Ayant constaté chez les nations qui dominent le monde le rôle de la discipline, de l’énergie, de la volonté, les jeunes générations comprennent enfin qu’aucune civilisation ne peut durer sans armature mentale, et par conséquent sans certaines règles universellement respectées. Les forces morales leur apparaissent maintenant comme les véritables ressorts du monde.

Suivant la valeur des conceptions qui la guident, une nation progresse ou recule.
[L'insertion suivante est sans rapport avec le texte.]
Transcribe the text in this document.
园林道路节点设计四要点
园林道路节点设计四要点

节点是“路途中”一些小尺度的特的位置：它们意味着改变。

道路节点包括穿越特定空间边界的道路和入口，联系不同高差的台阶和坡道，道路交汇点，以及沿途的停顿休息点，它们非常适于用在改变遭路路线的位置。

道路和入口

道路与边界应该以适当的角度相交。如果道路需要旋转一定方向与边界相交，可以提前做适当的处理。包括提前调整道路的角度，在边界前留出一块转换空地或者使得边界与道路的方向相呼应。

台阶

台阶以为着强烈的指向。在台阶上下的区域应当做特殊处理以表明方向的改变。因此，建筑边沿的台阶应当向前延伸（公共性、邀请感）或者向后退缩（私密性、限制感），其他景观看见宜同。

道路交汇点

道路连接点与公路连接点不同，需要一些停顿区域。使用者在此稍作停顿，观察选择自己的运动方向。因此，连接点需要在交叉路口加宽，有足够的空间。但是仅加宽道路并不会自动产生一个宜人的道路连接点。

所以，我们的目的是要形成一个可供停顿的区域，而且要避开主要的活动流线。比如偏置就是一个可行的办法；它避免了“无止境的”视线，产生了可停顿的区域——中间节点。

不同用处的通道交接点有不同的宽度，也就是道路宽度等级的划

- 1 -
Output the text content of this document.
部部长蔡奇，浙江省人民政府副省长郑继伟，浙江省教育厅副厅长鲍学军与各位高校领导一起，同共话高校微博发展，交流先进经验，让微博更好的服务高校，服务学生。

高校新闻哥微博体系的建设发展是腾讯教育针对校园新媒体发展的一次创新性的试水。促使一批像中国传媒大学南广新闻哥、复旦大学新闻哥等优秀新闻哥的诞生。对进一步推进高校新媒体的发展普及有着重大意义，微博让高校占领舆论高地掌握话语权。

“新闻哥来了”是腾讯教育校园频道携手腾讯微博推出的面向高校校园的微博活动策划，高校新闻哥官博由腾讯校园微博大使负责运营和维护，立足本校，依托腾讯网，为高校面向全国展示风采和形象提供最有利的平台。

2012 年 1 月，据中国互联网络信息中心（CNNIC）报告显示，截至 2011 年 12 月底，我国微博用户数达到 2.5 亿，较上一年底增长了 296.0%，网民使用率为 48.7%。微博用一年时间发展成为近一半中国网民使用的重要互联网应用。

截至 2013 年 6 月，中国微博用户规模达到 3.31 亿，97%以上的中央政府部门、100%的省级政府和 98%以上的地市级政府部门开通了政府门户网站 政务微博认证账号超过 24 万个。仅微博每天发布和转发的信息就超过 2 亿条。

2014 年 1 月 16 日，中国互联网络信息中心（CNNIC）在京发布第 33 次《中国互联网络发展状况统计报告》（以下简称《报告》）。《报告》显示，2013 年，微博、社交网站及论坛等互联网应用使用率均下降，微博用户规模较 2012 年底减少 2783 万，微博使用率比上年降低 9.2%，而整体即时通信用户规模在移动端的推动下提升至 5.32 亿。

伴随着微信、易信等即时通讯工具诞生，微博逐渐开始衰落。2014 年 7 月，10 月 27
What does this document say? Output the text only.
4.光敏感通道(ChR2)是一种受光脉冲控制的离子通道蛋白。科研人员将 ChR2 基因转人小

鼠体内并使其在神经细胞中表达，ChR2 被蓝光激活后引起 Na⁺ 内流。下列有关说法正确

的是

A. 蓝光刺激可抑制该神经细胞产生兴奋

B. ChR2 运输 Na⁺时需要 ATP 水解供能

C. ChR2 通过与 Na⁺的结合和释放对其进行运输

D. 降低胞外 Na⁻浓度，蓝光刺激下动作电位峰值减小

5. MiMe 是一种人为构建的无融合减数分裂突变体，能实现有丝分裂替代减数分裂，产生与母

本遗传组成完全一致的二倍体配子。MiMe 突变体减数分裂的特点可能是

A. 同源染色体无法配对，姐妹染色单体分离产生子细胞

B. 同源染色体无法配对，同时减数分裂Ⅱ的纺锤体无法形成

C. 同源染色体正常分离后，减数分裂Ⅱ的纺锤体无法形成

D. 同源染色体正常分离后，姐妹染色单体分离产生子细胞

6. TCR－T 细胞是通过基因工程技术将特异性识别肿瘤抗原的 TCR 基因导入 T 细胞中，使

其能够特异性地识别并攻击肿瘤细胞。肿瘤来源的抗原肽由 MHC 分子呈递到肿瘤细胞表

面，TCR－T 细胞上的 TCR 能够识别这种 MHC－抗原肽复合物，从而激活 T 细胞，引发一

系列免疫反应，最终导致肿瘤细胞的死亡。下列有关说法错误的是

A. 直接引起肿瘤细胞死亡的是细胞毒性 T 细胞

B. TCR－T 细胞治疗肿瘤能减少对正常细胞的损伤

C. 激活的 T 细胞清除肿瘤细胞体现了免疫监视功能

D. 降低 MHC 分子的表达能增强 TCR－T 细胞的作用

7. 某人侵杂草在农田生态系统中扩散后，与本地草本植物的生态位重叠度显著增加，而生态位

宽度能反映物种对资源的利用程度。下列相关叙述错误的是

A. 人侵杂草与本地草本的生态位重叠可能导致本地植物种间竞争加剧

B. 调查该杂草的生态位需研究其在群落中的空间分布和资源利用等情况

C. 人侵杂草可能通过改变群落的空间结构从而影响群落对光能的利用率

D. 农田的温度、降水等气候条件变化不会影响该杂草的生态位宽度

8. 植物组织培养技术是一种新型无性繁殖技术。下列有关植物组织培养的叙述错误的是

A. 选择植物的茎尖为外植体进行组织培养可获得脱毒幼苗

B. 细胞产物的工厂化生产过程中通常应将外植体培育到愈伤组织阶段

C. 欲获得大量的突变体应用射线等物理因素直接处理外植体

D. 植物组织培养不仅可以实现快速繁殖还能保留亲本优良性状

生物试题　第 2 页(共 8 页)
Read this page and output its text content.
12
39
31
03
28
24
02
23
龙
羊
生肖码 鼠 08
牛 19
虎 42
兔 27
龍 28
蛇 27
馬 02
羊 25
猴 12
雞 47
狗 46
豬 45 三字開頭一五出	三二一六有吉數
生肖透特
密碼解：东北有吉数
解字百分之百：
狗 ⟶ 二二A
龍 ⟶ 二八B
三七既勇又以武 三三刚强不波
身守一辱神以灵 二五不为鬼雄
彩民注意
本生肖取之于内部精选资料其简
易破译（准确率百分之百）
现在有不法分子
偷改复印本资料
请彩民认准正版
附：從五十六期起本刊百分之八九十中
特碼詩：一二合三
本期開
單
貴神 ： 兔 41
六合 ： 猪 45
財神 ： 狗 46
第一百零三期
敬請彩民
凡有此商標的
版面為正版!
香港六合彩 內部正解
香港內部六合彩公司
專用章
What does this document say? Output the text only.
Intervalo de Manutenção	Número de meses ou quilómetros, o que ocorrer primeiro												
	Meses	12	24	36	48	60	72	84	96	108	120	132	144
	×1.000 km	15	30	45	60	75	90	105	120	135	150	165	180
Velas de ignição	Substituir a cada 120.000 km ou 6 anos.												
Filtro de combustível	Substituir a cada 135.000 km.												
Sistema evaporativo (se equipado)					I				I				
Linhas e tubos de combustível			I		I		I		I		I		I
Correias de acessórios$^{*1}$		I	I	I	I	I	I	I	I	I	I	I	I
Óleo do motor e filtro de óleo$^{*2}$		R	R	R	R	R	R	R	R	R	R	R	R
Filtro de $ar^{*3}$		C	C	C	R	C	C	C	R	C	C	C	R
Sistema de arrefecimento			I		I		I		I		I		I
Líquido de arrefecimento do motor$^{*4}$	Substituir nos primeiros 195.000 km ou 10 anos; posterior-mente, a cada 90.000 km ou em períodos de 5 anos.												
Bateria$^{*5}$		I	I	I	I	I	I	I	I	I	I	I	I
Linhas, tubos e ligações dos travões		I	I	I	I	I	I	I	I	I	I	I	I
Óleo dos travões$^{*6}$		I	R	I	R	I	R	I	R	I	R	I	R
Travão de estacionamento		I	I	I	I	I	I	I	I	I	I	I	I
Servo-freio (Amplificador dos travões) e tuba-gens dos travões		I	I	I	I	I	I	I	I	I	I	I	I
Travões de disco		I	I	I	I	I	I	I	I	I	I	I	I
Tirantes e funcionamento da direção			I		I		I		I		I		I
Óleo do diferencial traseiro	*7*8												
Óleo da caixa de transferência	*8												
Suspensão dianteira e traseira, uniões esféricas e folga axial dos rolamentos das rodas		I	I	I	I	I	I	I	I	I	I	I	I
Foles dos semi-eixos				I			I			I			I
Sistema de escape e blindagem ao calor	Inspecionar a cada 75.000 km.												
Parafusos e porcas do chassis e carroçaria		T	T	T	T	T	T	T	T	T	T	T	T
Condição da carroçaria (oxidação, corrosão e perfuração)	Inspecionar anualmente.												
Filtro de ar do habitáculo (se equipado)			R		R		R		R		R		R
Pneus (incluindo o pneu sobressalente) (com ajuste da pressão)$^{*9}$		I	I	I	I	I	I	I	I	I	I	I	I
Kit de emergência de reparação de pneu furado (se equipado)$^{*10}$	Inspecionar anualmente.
L’histoire montre à chacune de ses pages quels désastres peut entraîner pour les peuples l’application de principes erronés. Il suffit jadis à la monarchie castillane de se laisser conduire par deux ou trois idées fausses pour ruiner un grand pays et perdre toutes ses colonies. On sait ce que les idées chimériques nous ont déjà coûté. Les plus sanguinaires conquérants sont moins dévastateurs que les idées fausses.

Si l’action des théoriciens niveleurs modernes devait durer, ils détruiraient une fois encore les plus brillantes civilisations. Le rôle de ces nouveaux barbares s’évanouira seulement avec la disparition des croyances illusoires qui font leur force.

A la jeunesse actuelle revient la tâche de modifier les idées, par la parole, par la plume, par l’action. Elle doit se mêler à la vie publique et ne pas oublier que les progrès des peuples sont toujours l’œuvre de leurs élites. Dès que les élites suivent les multitudes au lieu de les diriger, la décadence est proche. Cette loi de l’histoire n’a pas connu d’exception.


La mentalité de la jeunesse actuelle fait revivre l’espérance dans les âmes, mais son nouvel état d’esprit n’est pas sans périls. Une génération qui ne trouve plus de règles universellement acceptées pour diriger sa vie, s’efforce instinctivement de revenir vers le passé. Toujours dangereuses, ces tentatives sont en outre inutiles. Les conceptions des époques disparues ne sauraient s’adapter à un âge nouveau.

Sans doute le présent est fait surtout de passé, mais d’un passé transformé par les générations ayant hérité de lui. Nos certitudes subissent les lois éternelles qui obligent les mondes et les êtres à évoluer lentement. On peut favoriser une évolution ou l’entraver, mais le cours des choses ne se remonte pas. A chaque phase de son développement, l’homme possède des vérités à sa mesure et correspondant seulement à cette phase.

Vouloir agir ne suffit donc pas pour progresser. Il faut d’abord savoir dans quelle direction agir. L’homme d’action est un constructeur ou un destructeur, suivant l’orientation de ses efforts. Le rôle de l’homme de pensée est de lui indiquer la voie à parcourir.

Pour comprendre comment l’action peut devenir utile ou nuisible, il importe de rechercher sous quelles influences se forment les certitudes qui conduisent les hommes et de quelle façon elles se désagrègent.

Cette étude constituera une des parties essentielles de notre ouvrage. Choisissant les plus importantes des vérités qui ont guidé les peuples, nous essaierons d’en raconter l’histoire.

Elle est singulièrement dramatique et passionnante, cette histoire. Aucune ne montre mieux les successifs progrès de l’esprit humain, sa vaillance et aussi sa fragilité. L’individu moderne trouve dès le berceau l’aide bienveillante d’une civilisation toute constituée, avec une morale, des institutions et des arts. Cet héritage, dont il n’a plus qu’à jouir, fut édifié au prix d’un gigantesque labeur et d’éternels recommencements. Quel entassement d’efforts durant des siècles innombrables pour se dégager de l’animalité primitive, bâtir des cités et des temples, créer des civilisations, et essayer de pénétrer les mystères du monde.

L’homme a cherché sans trêve l’explication de ces mystères. Jamais il ne consentit à ignorer les raisons des choses. Son imagination sut en trouver toujours. L’esprit humain se passe facilement de vérités, il ne peut vivre sans certitudes.